ラフィスは彼女のテンションに振り回されっぱなしだ。

「だが、ちょっとまて。それなら余計にセントラル王国に用がある。オレたちが留守にする間にも魔物はうようよといるはずだ。

恐らくオレたちをかぎつけてセントラル王国に集まってるはず。オレたちがここに戻ってくるまで、持ちこたえるように体制を強化すべきだ。

それから、ダークヴォルマに対する情報もきかなきゃいけない。・・・王に謁見するのが一番だな」

ラフィスがスラスラと話すのをフェーンフィートは首をかしげた。

「王?」

「テスタルトで一番偉い人間だと思っていい」

「うひゃー・・・。それってエッケンできるの?」

「難しいだろうな」

その割には全く難しそうな声色をしていないラフィス。

「オレたちの旅の目的を話さないことには」

「・・・それは無理!!神様と約束しちゃったんだもんー!!ラフィス以外の人には話さないって!」

フェーンフィートは、駄々を捏ねる子供のように拒絶した。

「だが、それをしないことにはもうこのテスタルトは破滅するぞ」

「んー・・・」

フェーンフィートは渋い顔をした。

(どうしよう。そりゃあ一番偉い人に会うなら、それくらいしなきゃいけないんだろうけど・・・。

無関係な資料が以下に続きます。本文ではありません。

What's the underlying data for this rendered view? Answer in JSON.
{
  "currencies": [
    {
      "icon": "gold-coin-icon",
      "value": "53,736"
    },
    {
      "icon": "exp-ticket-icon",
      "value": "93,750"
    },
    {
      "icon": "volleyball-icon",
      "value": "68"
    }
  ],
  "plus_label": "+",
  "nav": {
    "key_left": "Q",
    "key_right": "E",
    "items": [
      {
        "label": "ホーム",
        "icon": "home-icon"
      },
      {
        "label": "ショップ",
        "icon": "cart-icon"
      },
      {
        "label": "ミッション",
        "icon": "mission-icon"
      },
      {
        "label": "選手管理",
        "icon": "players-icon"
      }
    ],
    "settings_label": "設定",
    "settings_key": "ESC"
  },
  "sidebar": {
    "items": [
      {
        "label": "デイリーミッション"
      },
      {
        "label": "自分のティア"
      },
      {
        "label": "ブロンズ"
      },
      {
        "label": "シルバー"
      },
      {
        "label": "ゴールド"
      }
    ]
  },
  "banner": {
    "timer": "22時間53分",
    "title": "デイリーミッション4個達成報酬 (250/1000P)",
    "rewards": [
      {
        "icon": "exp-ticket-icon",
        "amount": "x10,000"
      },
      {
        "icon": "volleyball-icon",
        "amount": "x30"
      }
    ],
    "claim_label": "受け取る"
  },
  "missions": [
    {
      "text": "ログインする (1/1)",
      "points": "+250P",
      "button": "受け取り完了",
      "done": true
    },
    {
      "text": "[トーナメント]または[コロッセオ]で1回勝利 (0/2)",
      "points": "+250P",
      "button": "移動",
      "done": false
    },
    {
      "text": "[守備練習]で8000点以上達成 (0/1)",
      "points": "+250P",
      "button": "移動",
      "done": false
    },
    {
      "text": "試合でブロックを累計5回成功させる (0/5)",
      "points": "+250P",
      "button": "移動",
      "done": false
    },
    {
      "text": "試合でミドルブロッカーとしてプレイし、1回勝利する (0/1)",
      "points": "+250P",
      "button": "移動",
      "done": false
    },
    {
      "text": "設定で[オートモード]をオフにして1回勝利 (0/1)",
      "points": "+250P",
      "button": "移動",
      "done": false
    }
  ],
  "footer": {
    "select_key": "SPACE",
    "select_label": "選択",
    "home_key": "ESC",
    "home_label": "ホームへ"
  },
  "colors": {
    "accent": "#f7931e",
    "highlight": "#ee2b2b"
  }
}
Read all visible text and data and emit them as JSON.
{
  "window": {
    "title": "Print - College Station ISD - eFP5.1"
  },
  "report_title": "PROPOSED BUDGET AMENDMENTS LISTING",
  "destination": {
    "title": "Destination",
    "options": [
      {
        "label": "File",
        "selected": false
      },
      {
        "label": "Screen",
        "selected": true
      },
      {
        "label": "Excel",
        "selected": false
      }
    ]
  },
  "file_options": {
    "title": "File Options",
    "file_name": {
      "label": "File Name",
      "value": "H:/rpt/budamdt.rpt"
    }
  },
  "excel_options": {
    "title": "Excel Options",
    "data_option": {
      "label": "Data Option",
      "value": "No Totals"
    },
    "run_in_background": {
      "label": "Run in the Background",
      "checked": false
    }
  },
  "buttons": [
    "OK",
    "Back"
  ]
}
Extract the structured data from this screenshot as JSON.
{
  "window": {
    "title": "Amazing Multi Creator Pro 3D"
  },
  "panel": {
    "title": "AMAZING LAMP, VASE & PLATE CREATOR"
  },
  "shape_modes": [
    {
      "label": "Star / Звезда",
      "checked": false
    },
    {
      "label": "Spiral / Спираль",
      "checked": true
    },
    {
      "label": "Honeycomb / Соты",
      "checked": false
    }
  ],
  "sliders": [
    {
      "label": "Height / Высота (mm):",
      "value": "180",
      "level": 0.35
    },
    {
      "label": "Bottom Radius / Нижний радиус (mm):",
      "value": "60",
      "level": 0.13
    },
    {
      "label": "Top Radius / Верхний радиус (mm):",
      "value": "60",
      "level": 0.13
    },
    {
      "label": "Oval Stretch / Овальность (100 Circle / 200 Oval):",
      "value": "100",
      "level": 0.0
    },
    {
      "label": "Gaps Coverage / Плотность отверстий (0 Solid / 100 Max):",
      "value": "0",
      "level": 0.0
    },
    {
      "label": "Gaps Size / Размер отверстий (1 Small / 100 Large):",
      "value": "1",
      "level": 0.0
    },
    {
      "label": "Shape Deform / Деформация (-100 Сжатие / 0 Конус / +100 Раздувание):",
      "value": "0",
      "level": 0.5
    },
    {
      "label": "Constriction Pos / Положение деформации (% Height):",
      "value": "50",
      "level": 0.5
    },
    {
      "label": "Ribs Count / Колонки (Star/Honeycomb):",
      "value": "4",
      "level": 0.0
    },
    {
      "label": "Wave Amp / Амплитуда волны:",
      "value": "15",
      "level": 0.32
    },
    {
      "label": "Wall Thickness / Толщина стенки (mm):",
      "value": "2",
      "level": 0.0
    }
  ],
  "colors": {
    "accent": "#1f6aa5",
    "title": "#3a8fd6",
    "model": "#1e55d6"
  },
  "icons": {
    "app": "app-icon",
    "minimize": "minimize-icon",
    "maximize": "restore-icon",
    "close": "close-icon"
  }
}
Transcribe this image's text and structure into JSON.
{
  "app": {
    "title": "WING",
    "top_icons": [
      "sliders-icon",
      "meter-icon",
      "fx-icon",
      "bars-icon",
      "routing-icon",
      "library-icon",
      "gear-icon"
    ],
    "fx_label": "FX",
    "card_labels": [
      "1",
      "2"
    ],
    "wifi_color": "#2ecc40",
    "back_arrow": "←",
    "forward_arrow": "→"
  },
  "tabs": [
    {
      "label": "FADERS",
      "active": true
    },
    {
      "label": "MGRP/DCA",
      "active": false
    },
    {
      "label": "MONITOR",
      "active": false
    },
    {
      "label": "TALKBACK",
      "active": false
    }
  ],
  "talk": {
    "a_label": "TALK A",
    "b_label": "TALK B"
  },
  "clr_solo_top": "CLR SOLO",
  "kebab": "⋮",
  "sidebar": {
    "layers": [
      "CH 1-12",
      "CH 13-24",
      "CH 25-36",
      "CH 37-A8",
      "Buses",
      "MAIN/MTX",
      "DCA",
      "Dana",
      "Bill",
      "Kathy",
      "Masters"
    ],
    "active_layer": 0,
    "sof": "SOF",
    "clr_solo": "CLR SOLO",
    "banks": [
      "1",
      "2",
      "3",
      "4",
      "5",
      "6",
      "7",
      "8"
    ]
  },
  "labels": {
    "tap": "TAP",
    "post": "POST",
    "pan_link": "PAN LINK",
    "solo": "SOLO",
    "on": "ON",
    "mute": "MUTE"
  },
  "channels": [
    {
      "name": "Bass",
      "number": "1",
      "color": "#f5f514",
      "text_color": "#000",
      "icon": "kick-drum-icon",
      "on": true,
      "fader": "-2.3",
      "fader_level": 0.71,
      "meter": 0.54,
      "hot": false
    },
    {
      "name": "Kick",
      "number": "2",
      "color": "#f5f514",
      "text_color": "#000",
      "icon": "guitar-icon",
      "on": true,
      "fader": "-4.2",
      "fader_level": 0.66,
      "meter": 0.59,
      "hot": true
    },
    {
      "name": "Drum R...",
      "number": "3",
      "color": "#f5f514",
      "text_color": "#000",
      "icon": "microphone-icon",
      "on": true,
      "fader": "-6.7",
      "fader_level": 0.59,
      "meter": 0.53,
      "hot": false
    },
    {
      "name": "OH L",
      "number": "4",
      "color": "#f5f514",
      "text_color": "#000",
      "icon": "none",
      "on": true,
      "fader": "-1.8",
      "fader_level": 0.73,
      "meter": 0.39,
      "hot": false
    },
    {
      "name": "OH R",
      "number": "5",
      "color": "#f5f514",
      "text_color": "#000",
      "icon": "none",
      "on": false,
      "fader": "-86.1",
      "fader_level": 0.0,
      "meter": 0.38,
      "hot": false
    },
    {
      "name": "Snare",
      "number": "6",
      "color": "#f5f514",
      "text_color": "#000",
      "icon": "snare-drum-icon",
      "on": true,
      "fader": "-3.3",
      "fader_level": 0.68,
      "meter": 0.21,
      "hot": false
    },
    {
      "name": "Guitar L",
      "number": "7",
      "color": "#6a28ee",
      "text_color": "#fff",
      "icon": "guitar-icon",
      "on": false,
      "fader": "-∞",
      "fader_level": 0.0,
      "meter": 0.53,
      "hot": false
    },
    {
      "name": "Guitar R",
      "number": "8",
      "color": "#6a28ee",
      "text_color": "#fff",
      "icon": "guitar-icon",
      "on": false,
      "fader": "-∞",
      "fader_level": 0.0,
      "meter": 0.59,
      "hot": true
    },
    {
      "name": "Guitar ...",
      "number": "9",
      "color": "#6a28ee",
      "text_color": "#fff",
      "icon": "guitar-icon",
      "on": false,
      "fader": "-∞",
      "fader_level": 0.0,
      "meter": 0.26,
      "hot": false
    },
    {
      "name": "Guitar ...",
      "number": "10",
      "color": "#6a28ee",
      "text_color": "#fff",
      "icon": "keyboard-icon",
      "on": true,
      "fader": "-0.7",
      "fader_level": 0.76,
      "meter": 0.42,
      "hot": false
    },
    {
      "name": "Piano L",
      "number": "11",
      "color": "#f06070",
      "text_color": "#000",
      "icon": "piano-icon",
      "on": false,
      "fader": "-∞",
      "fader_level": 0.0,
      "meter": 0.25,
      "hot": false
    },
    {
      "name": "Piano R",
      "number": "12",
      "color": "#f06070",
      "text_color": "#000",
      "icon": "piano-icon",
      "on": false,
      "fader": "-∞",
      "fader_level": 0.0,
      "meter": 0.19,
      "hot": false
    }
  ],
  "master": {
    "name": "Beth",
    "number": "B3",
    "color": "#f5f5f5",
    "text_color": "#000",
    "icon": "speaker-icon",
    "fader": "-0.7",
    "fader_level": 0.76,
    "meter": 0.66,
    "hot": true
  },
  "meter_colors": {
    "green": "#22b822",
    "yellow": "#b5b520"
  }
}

ラフィスでさえ、はじめ信じてくれなかったんだし一般人が信じてくれるのかしら)

悶々と悩んでいる。

「・・・まぁいい。オレはお前のいう『規則』なんてわからないんだ。お前のいうやり方が神の意向通りなんだろう。

とりあえずセントラル王国へ行くぞ。そのときに考えたらいい」

ラフィスは斧の刃、柄を大事にしまった。